Improvement of efficient and adaptable speech via pre-formed generative audioencors and vocoders

by Brenden Burgess

When you buy through links on our site, we may earn a commission at no extra cost to you. However, this does not influence our evaluations.

The recent progress in improving speech (SE) has passed beyond traditional methods of predicting mask or signal, turning rather towards pre-formed audio models for richer and more transferable features. These models, such as WAVLM, extract significant audio incorporations that improve SE performance. Some approaches use these interests to predict masks or combine with spectral data for better precision. Others explore generative techniques, using neural vocoders to rebuild clean speech directly from noisy incorporations. Although effective, these methods often involve the freezing of pre-formed models or require a thorough fine adjustment, which limits adaptability and increases calculation costs, rendering the transfer to other more difficult tasks.

MILM PLUS researchers, Xiaomi Inc., have a light and flexible method that uses pre-formed models. First, audio incorporations are extracted from noisy speech using a frozen audioencoder. These are then cleaned by a small fabric flagship and transmitted to a vocoder to generate a clean word. Unlike models specific to the task, the audioecoder and the vocoder are pre-formed separately, which makes the system adaptable to tasks such as derever or separation. Experiences have shown that generative models surpass those discriminating in terms of the quality of speech and loyalty of speakers. Despite its simplicity, the system is very effective and even exceeds a model leader in listening tests.

1500X500

The proposed speech improvement system is divided into three main components. First, a noisy speech went through a pre-formulated audioencoder, which generates noisy audio incorporations. A Denoise encoder then refines these integers to produce cleaner versions, which are ultimately converted to speech by a vocoder. Although the encoder and the Denoise vocoder are formed separately, they both count on the same frozen and pre-formulated audioencoder. During training, the Denoise encoder minimizes the difference between noisy and clean incorporations, which are both generated in parallel from paired speech samples, using an average square loss of error. This coder is built using an architecture lives with standard activation and standardization layers.

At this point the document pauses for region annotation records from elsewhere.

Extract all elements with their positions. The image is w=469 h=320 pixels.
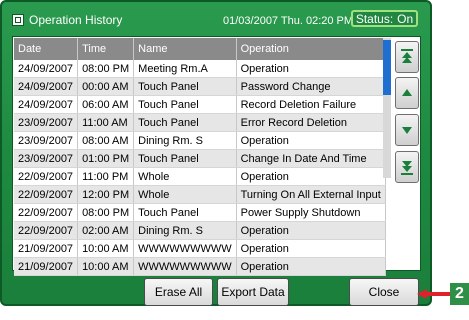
cell-name: Meeting Rm.A <box>133 60 237 78</box>
cell-name: Touch Panel <box>133 95 237 114</box>
cell-name: Whole <box>133 185 237 204</box>
cell-date: 24/09/2007 <box>14 95 79 114</box>
cell-date: 22/09/2007 <box>14 221 79 240</box>
table-row[interactable]: 23/09/2007 01:00 PM Touch Panel Change In D… <box>14 149 386 168</box>
scroll-thumb[interactable] <box>383 40 391 95</box>
operation-history-window: Operation History 01/03/2007 Thu. 02:20 … <box>0 0 432 306</box>
cell-time: 10:00 AM <box>77 239 135 258</box>
double-chevron-down-icon <box>401 161 413 175</box>
status-value: On <box>397 11 414 26</box>
double-chevron-up-icon <box>401 49 413 63</box>
table-row[interactable]: 24/09/2007 06:00 AM Touch Panel Record Dele… <box>14 95 386 114</box>
cell-time: 01:00 PM <box>77 149 135 168</box>
status-label: Status: <box>355 11 394 26</box>
cell-date: 23/09/2007 <box>14 131 79 150</box>
export-data-button[interactable]: Export Data <box>217 278 289 306</box>
cell-date: 23/09/2007 <box>14 149 79 168</box>
table-row[interactable]: 22/09/2007 12:00 PM Whole Turning On All Ex… <box>14 185 386 204</box>
header-time: Time <box>77 38 135 60</box>
header-operation: Operation <box>236 38 386 60</box>
table-row[interactable]: 23/09/2007 11:00 AM Touch Panel Error Recor… <box>14 113 386 132</box>
title-bar: Operation History 01/03/2007 Thu. 02:20 … <box>2 2 430 36</box>
cell-operation: Turning On All External Input <box>236 185 386 204</box>
cell-name: Touch Panel <box>133 203 237 222</box>
cell-time: 02:00 AM <box>77 221 135 240</box>
callout-number-badge: 2 <box>450 283 469 305</box>
status-indicator: Status: On <box>351 10 418 27</box>
cell-name: Dining Rm. S <box>133 221 237 240</box>
cell-time: 08:00 PM <box>77 60 135 78</box>
cell-date: 22/09/2007 <box>14 167 79 186</box>
cell-operation: Power Supply Shutdown <box>236 203 386 222</box>
table-header-row: Date Time Name Operation <box>14 38 386 60</box>
bottom-bar: Erase All Export Data Close <box>2 271 430 306</box>
cell-operation: Password Change <box>236 77 386 96</box>
cell-name: WWWWWWWWW <box>133 239 237 258</box>
arrow-down-icon <box>402 127 412 134</box>
history-list-area: Date Time Name Operation 24/09/2007 08:00… <box>12 36 421 276</box>
datetime-display: 01/03/2007 Thu. 02:20 PM <box>223 15 354 27</box>
close-button[interactable]: Close <box>349 278 419 306</box>
cell-date: 24/09/2007 <box>14 77 79 96</box>
cell-time: 11:00 PM <box>77 167 135 186</box>
cell-time: 12:00 PM <box>77 185 135 204</box>
page-down-button[interactable] <box>395 114 419 146</box>
page-up-button[interactable] <box>395 77 419 109</box>
cell-operation: Operation <box>236 167 386 186</box>
table-row[interactable]: 21/09/2007 10:00 AM WWWWWWWWW Operation <box>14 239 386 258</box>
cell-operation: Error Record Deletion <box>236 113 386 132</box>
table-row[interactable]: 24/09/2007 08:00 PM Meeting Rm.A Operation <box>14 60 386 78</box>
cell-time: 08:00 AM <box>77 131 135 150</box>
cell-operation: Operation <box>236 239 386 258</box>
history-rows: 24/09/2007 08:00 PM Meeting Rm.A Operation 2… <box>14 60 386 276</box>
cell-operation: Operation <box>236 131 386 150</box>
history-table: Date Time Name Operation 24/09/2007 08:00… <box>14 38 386 276</box>
cell-date: 21/09/2007 <box>14 239 79 258</box>
cell-time: 08:00 PM <box>77 203 135 222</box>
callout-arrow-icon <box>417 289 451 299</box>
cell-operation: Operation <box>236 60 386 78</box>
cell-date: 24/09/2007 <box>14 60 79 78</box>
window-icon <box>12 14 24 26</box>
cell-operation: Record Deletion Failure <box>236 95 386 114</box>
window-title: Operation History <box>29 13 123 27</box>
cell-time: 06:00 AM <box>77 95 135 114</box>
cell-name: Whole <box>133 167 237 186</box>
cell-name: Dining Rm. S <box>133 131 237 150</box>
table-row[interactable]: 22/09/2007 08:00 PM Touch Panel Power Suppl… <box>14 203 386 222</box>
arrow-up-icon <box>402 89 412 96</box>
cell-name: Touch Panel <box>133 77 237 96</box>
cell-name: Touch Panel <box>133 149 237 168</box>
scroll-to-top-button[interactable] <box>395 41 419 73</box>
cell-operation: Operation <box>236 221 386 240</box>
cell-date: 22/09/2007 <box>14 203 79 222</box>
header-date: Date <box>14 38 79 60</box>
scroll-to-bottom-button[interactable] <box>395 151 419 183</box>
erase-all-button[interactable]: Erase All <box>144 278 213 306</box>
cell-time: 11:00 AM <box>77 113 135 132</box>
cell-time: 00:00 AM <box>77 77 135 96</box>
table-row[interactable]: 22/09/2007 11:00 PM Whole Operation <box>14 167 386 186</box>
table-row[interactable]: 23/09/2007 08:00 AM Dining Rm. S Operation <box>14 131 386 150</box>
cell-name: Touch Panel <box>133 113 237 132</box>
header-name: Name <box>133 38 237 60</box>
cell-date: 23/09/2007 <box>14 113 79 132</box>
cell-operation: Change In Date And Time <box>236 149 386 168</box>
cell-date: 22/09/2007 <box>14 185 79 204</box>
table-row[interactable]: 22/09/2007 02:00 AM Dining Rm. S Operation <box>14 221 386 240</box>
table-row[interactable]: 24/09/2007 00:00 AM Touch Panel Password Ch… <box>14 77 386 96</box>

For the vocoder, the training is done in a self-supervised manner using clean speech data. The vocoder learns to reconstruct the wavelems of speech from audio incorporations by predicting the Fourier spectral coefficients, which are converted into audio by the opposite transformation of Fourier in the short term. It adopts a slightly modified version of the Vocos framework, tailor -made to accommodate various audioencoders. A generative configuration of an opponent network (GAN) is used, where the generator is based on Pronnese, and discriminators include both multi-periodes and multi-resolution types. The training also incorporates opponent, reconstruction and operating losses. Above all, throughout the process, audioencoder remains unchanged, using weights from models accessible to the public.

The evaluation has shown that generative audioencoders, such as Dasheng, have systematically surpassed audio-discriminatory. On the DNS1 data set, Dasheng obtained a 0.881 speaker similarity score, while Wavlm and Whisper marked 0.486 and 0.489, respectively. In terms of the quality of speech, non -intrusive measures such as DNSMOS and NISQAV2 have indicated notable improvements, even with smaller clearing. For example, VIE3 has reached a DNSMOS of 4.03 and a Nisqav2 score of 4.41. Subjective listening tests involving 17 participants showed that Dasheng produced an average opinion score (MOS) of 3.87, exceeding the DEMUCs at 3.11 and LMS at 2.98, highlighting its strong perceptual performance.

Screenshot 2025 07 15 at 1.27.16 PMScreenshot 2025 07 15 at 1.27.16 PM

In conclusion, the study presents a system of improvement of practical and adaptable speech which is based on audioencors and pre-formed generative vocoders, by avoiding the need for a complete adjustment of the model. By bounding audio incorporations using a light coder and reconstructing speech with a pre-formulated vocoder, the system achieves both calculation and high performance efficiency. The evaluations show that generative audioencoders considerably surpass those discriminating in terms of the quality of speech and loyalty of speakers. The Compact Denoise Coder maintains high perceptual quality even with fewer parameters. Subjective listening tests also confirm that this method offers better perceptual clarity than an existing cutting -edge model, highlighting its efficiency and versatility.


Discover the Paper And GitHub page. All the merit of this research goes to researchers in this project. Ready to connect with 1 million developers / engineers / researchers? Find out how NVIDIA, LG AI Research and the best IA companies operate Marktechpost to reach their target audience (Learn more)


author profile Sana Hassan

Sana Hassan, consulting trainee at Marktechpost and double -degree student at Iit Madras, is passionate about the application of technology and AI to meet the challenges of the real world. With a great interest in solving practical problems, it brings a new perspective to the intersection of AI and real life solutions.

Leave a Comment

This site uses Akismet to reduce spam. Learn how your comment data is processed.